Using polars.concat_str
and map_elements
If you need to use your own hashing solution, then I recommend using the polars.concat_str
function to concatenate the values in each row to a string. From the documentation:
polars.concat_str(exprs: Union[Sequence[Union[polars.internals.expr.Expr, str]], polars.internals.expr.Expr], sep: str = '') → polars.internals.expr.Expr
Horizontally Concat Utf8 Series in linear time. Non utf8 columns are cast to utf8.
So, for example, here is the resulting concatenation on our dataset.
df.with_columns(
pl.concat_str(pl.all()).alias('concatenated_cols')
)
shape: (4, 6)
┌─────────┬───────────┬──────────┬────────────┬────────────┬────────────────────────────────┐
│ col_int ┆ col_float ┆ col_bool ┆ col_str ┆ col_date ┆ concatenated_cols │
│ --- ┆ --- ┆ --- ┆ --- ┆ --- ┆ --- │
│ i64 ┆ f64 ┆ bool ┆ str ┆ date ┆ str │
╞═════════╪═══════════╪══════════╪════════════╪════════════╪════════════════════════════════╡
│ 1 ┆ 10.0 ┆ true ┆ 2020-01-01 ┆ 2020-01-01 ┆ 110.0true2020-01-012020-01-01 │
│ 2 ┆ 20.0 ┆ false ┆ 2020-01-01 ┆ 2020-01-01 ┆ 220.0false2020-01-012020-01-01 │
│ 3 ┆ 30.0 ┆ true ┆ 2020-01-01 ┆ 2020-01-01 ┆ 330.0true2020-01-012020-01-01 │
│ 4 ┆ 40.0 ┆ false ┆ 2020-01-01 ┆ 2020-01-01 ┆ 440.0false2020-01-012020-01-01 │
└─────────┴───────────┴──────────┴────────────┴────────────┴────────────────────────────────┘
Taking the next step and using the map_elements
method and your function would yield:
df.with_columns(
pl.concat_str(pl.all()).map_elements(hash_row).alias('hash')
)
shape: (4, 6)
┌─────────┬───────────┬──────────┬────────────┬────────────┬─────────────────────────────────────┐
│ col_int ┆ col_float ┆ col_bool ┆ col_str ┆ col_date ┆ hash │
│ --- ┆ --- ┆ --- ┆ --- ┆ --- ┆ --- │
│ i64 ┆ f64 ┆ bool ┆ str ┆ date ┆ str │
╞═════════╪═══════════╪══════════╪════════════╪════════════╪═════════════════════════════════════╡
│ 1 ┆ 10.0 ┆ true ┆ 2020-01-01 ┆ 2020-01-01 ┆ 1826eb9c6aeb0abcdd2999a76eee576e... │
│ 2 ┆ 20.0 ┆ false ┆ 2020-01-01 ┆ 2020-01-01 ┆ ea50f5b11957bfc92b5ab7545b3ac12c... │
│ 3 ┆ 30.0 ┆ true ┆ 2020-01-01 ┆ 2020-01-01 ┆ eef039d8dedadcc282d6fa9473e071e8... │
│ 4 ┆ 40.0 ┆ false ┆ 2020-01-01 ┆ 2020-01-01 ┆ dcc5c57e0b5fdf15320a84c6839b0e3d... │
└─────────┴───────────┴──────────┴────────────┴────────────┴─────────────────────────────────────┘
Please remember that any time Polars calls external libraries or runs Python bytecode, you are subject to the Python GIL, which means single-threaded performance - no matter how you code it.
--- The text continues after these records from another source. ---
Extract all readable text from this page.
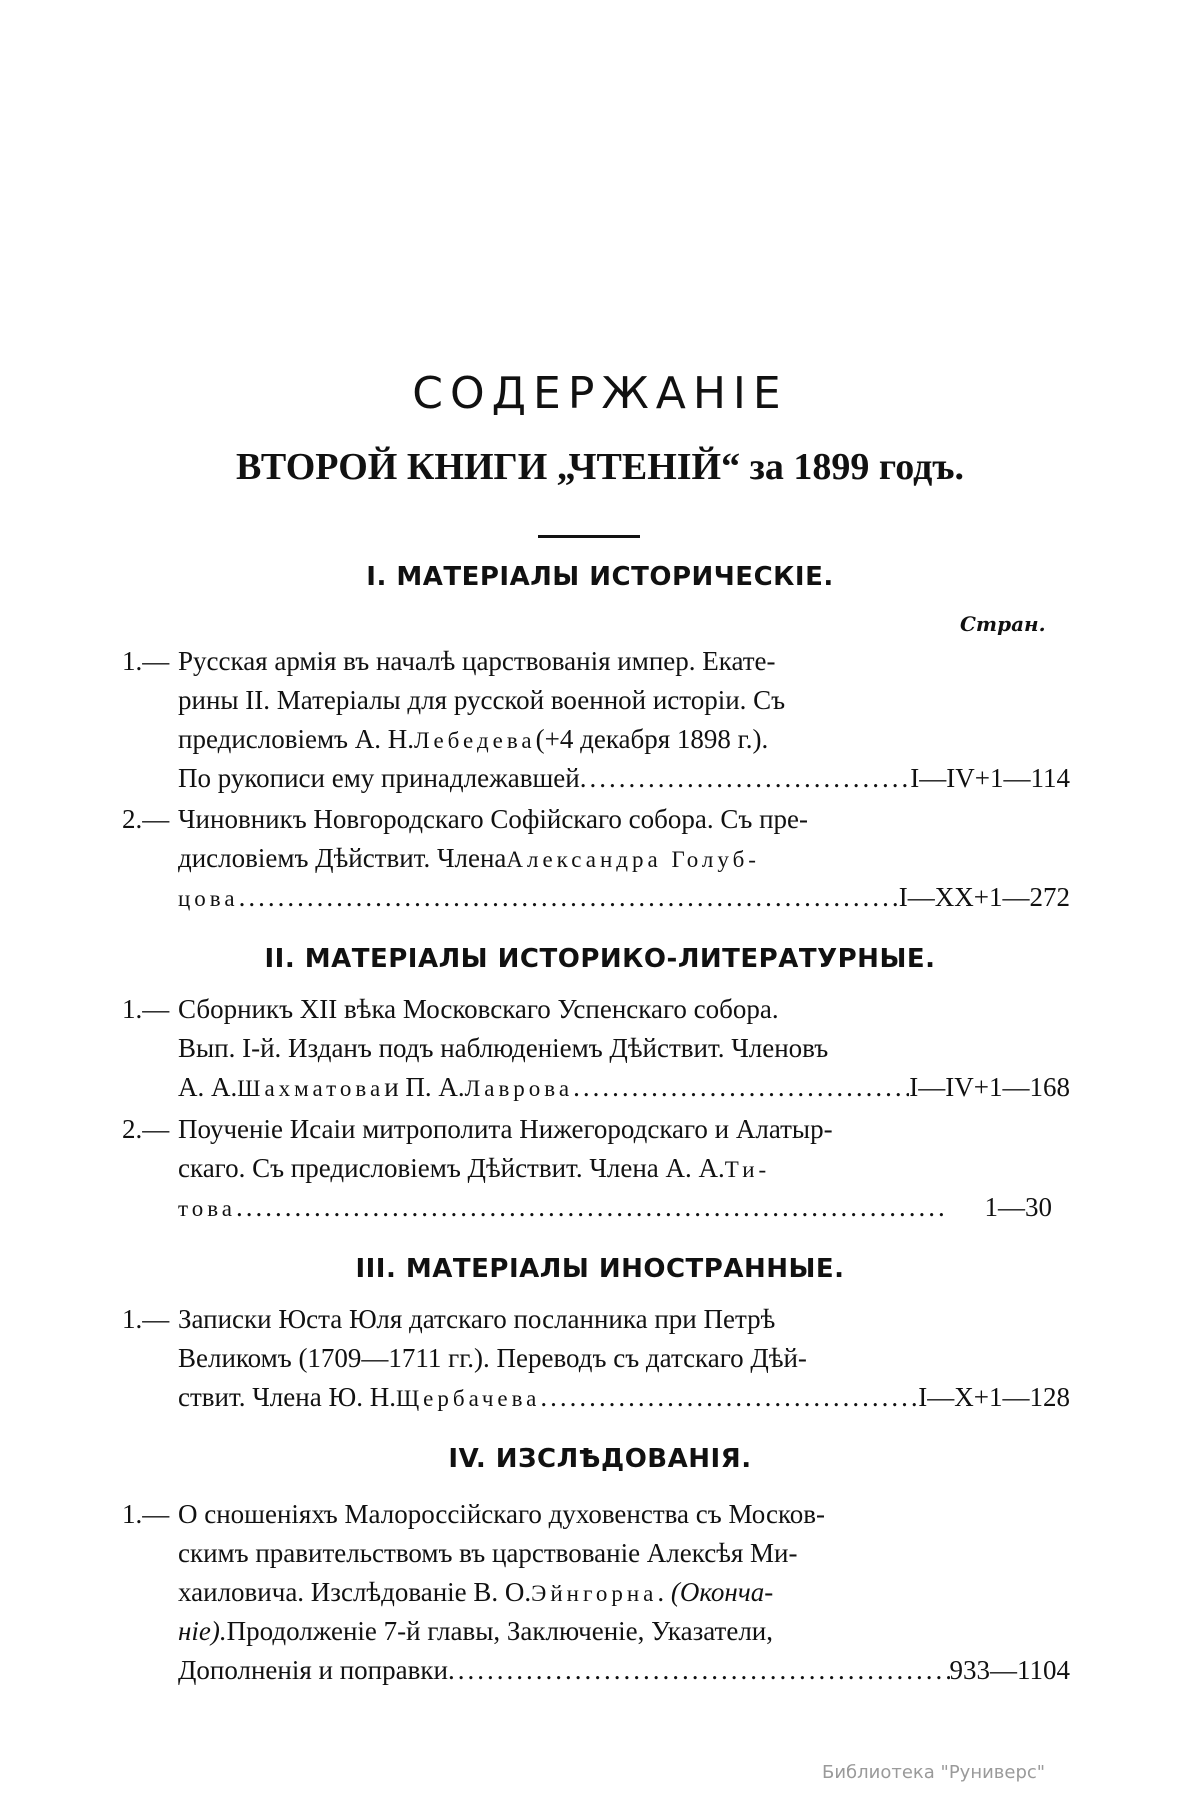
СОДЕРЖАНІЕ
ВТОРОЙ КНИГИ „ЧТЕНІЙ“ за 1899 годъ.
I. МАТЕРІАЛЫ ИСТОРИЧЕСКІЕ.
Стран.
1.— Русская армія въ началѣ царствованія импер. Екате-
рины II. Матеріалы для русской военной исторіи. Съ
предисловіемъ А. Н. Лебедева (+4 декабря 1898 г.).
По рукописи ему принадлежавшей .....	I—IV+1—114
2.— Чиновникъ Новгородскаго Софійскаго собора. Съ пре-
дисловіемъ Дѣйствит. Члена Александра Голуб-
цова .....	I—XX+1—272
II. МАТЕРІАЛЫ ИСТОРИКО-ЛИТЕРАТУРНЫЕ.
1.— Сборникъ XII вѣка Московскаго Успенскаго собора.
Вып. I-й. Изданъ подъ наблюденіемъ Дѣйствит. Членовъ
А. А. Шахматова и П. А. Лаврова .....	I—IV+1—168
2.— Поученіе Исаіи митрополита Нижегородскаго и Алатыр-
скаго. Съ предисловіемъ Дѣйствит. Члена А. А. Ти-
това .....	1—30
III. МАТЕРІАЛЫ ИНОСТРАННЫЕ.
1.— Записки Юста Юля датскаго посланника при Петрѣ
Великомъ (1709—1711 гг.). Переводъ съ датскаго Дѣй-
ствит. Члена Ю. Н. Щербачева .....	I—X+1—128
IV. ИЗСЛѢДОВАНІЯ.
1.— О сношеніяхъ Малороссійскаго духовенства съ Москов-
скимъ правительствомъ въ царствованіе Алексѣя Ми-
хаиловича. Изслѣдованіе В. О. Эйнгорна . (Оконча-
ніе). Продолженіе 7-й главы, Заключеніе, Указатели,
Дополненія и поправки .....	933—1104
Библиотека "Руниверс"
From the Polars User Guide section Do Not Kill The Parallelization!:
We have all heard that Python is slow, and does "not scale." Besides the overhead of running "slow" bytecode, Python has to remain within the constraints of the Global Interpreter Lock (GIL). This means that if you were to use a lambda or a custom Python function to apply during a parallelized phase, Polars speed is capped running Python code preventing any multiple threads from executing the function.
This all feels terribly limiting, especially because we often need those lambda functions in a .groupby() step, for example. This approach is still supported by Polars, but keeping in mind bytecode and the GIL costs have to be paid.
To mitigate this, Polars implements a powerful syntax defined not only in its lazy API, but also in its eager API.